RE: Training Lab Question

From: Ballowe, Charles (CBallowe@usg.com)
Date: Thu May 30 2002 - 12:19:09 EDT

• Next message: Vladimir Parkhaev: "Re: PEN Testing a everchanging realm in apache"
• Previous message: Jon Bull: "Re: Scanners and unpublished vulnerabilities - Full Disclosure"
• Maybe in reply to: Coral J. Cook: "Training Lab Question"
• Next in thread: Joe.McGean@allianz.ie: "Re: Training Lab Question"
• Messages sorted by: [ date ] [ thread ] [ subject ] [ author ] [ attachment ]

Since it is a training lab, let the students have root. Expect
to re-image the disks on the student machines after every class
passes through. Consider that somebody doing a pen-test will
likely be doing it from their own machine, they will most likely
have root.

It may not be the safest, but is the most realistic way to train them.
Give them the tools that they will have in the field.

I assume that you're already simulating a vulnerable network, you could
also do some host based pen-test training. Leave a vulnerable binary on
the student systems and have them exploit it before continuing on to
network pen-testing.

> -----Original Message-----
> From: Coral J. Cook [mailto:cjcook@nosc.mil]
> Sent: Wednesday, May 29, 2002 3:16 PM
> To: pen-test@securityfocus.com
> Subject: Training Lab Question
>
>
> This may be a bit off-topic, but I'd like some feedback on
> the following
> issue:
>
> I'm in the process of setting up a Pen Testing training lab. The lab
> consists of a network of target hosts and a network of attack
> hosts (student
> workstations). The student workstations running Slackware 8.x
> (current).
>
> Here's my question? What is the best/safest way to allow the
> students to run
> the tools (mostly nmap and various sniffers) that need root
> privileges for
> full functionality?
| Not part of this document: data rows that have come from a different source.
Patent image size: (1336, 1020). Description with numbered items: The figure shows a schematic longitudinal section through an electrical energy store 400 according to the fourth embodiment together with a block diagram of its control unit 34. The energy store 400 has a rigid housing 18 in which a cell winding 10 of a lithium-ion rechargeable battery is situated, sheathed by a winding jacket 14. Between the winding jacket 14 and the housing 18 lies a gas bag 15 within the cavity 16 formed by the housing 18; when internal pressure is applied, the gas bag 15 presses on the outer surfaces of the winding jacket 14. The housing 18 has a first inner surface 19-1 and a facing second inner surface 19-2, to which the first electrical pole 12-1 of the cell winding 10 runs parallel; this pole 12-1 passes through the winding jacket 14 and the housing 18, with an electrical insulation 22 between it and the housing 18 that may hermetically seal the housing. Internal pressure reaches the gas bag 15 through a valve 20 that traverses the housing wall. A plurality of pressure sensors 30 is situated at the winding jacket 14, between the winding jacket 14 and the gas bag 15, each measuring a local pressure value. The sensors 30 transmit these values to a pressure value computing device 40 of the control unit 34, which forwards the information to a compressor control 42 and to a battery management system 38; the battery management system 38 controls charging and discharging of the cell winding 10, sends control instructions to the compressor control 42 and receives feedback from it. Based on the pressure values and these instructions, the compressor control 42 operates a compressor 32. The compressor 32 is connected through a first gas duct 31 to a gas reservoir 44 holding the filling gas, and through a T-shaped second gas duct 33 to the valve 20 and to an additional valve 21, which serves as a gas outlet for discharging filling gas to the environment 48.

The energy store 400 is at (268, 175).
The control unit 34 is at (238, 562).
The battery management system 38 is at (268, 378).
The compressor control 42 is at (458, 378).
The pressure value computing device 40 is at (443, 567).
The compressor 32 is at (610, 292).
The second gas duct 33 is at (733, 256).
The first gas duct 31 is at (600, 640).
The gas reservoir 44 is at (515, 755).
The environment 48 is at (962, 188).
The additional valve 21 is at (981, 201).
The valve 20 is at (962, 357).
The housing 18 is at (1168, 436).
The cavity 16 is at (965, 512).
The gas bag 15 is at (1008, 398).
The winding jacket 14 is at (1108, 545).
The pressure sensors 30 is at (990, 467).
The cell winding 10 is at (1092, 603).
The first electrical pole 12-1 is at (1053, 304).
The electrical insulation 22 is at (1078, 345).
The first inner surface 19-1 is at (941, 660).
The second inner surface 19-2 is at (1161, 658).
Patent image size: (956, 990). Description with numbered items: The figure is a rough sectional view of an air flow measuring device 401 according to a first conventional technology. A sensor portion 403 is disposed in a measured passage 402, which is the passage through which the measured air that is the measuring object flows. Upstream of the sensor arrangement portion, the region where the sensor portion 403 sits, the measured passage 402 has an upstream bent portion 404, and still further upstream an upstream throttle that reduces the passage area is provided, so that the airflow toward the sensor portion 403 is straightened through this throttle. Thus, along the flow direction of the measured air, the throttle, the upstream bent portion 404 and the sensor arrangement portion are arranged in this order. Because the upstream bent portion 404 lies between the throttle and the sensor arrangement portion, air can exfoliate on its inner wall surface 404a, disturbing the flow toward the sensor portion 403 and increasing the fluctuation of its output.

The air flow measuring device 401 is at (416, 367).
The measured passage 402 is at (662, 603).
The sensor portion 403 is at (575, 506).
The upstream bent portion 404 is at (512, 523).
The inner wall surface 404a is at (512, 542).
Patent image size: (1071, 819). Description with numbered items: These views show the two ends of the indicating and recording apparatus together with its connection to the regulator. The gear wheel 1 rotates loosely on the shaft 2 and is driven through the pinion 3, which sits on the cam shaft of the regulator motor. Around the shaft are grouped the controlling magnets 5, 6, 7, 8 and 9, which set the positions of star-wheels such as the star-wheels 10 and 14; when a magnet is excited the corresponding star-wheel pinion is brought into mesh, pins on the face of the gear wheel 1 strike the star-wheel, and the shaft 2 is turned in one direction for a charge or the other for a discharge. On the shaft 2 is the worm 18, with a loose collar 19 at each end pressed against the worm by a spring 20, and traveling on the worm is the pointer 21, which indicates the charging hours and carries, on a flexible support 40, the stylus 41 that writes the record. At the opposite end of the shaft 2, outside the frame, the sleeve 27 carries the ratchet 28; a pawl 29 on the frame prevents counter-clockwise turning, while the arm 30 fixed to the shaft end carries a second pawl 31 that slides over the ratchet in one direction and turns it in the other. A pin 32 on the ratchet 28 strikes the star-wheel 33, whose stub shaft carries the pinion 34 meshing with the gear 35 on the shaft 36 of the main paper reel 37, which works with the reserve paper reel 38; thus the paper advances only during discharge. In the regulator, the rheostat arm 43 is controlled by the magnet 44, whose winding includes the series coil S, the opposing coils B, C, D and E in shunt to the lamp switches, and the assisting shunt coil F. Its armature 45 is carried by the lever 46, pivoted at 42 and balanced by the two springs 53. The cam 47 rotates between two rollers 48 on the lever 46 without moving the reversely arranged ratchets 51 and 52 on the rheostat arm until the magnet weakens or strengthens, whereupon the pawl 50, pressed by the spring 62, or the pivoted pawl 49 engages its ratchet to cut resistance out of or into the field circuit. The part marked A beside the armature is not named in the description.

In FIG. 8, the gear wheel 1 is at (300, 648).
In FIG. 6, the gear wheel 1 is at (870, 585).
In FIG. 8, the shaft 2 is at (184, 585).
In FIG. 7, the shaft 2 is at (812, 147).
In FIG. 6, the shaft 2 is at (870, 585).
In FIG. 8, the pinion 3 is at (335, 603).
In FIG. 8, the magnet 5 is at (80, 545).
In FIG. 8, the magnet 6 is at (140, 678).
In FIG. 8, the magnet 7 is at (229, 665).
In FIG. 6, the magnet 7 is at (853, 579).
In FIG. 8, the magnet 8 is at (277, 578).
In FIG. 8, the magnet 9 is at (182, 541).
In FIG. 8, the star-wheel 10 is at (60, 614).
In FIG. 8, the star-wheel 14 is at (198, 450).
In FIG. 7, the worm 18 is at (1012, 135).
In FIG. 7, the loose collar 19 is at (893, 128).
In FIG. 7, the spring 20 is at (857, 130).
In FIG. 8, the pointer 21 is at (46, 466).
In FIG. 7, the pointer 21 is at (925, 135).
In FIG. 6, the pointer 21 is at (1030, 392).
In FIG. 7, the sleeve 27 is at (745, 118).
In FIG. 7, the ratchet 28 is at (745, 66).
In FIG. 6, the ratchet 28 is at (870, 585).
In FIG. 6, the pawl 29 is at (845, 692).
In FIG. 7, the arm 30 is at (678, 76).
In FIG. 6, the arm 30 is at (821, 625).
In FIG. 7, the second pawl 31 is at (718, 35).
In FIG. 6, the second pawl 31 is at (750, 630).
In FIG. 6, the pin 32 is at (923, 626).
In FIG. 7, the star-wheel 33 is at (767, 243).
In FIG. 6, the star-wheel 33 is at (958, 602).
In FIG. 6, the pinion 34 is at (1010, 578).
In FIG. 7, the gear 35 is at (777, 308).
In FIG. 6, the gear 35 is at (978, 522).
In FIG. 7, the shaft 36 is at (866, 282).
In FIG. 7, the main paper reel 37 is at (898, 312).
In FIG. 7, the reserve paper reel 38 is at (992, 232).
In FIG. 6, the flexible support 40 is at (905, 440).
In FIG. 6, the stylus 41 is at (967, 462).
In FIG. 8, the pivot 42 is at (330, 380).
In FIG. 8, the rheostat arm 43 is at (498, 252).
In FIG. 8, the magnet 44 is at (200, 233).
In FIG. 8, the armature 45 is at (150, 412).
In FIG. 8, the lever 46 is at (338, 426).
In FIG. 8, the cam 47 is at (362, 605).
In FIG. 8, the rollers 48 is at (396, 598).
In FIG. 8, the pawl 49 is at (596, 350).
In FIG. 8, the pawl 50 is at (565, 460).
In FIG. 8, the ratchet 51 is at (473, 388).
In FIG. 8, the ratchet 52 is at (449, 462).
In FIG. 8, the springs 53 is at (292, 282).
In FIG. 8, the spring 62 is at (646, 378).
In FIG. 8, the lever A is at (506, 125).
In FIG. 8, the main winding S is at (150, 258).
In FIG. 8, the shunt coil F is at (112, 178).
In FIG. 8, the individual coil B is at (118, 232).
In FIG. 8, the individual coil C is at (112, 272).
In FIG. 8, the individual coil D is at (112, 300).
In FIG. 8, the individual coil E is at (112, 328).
Should I just make those tools suid root
> or should I use
> sudo? Are there any other alternatives? Thanks in advance.
>
> Coral
>
>
>
> --------------------------------------------------------------
> --------------
> This list is provided by the SecurityFocus Security
> Intelligence Alert (SIA)
> Service. For more information on SecurityFocus' SIA service which
> automatically alerts you to the latest security
> vulnerabilities please see:
> https://alerts.securityfocus.com/
>

----------------------------------------------------------------------------
This list is provided by the SecurityFocus Security Intelligence Alert (SIA)
Service. For more information on SecurityFocus' SIA service which
automatically alerts you to the latest security vulnerabilities please see:
https://alerts.securityfocus.com/

• Next message: Vladimir Parkhaev: "Re: PEN Testing a everchanging realm in apache"
• Previous message: Jon Bull: "Re: Scanners and unpublished vulnerabilities - Full Disclosure"
• Maybe in reply to: Coral J. Cook: "Training Lab Question"
• Next in thread: Joe.McGean@allianz.ie: "Re: Training Lab Question"
• Messages sorted by: [ date ] [ thread ] [ subject ] [ author ] [ attachment ]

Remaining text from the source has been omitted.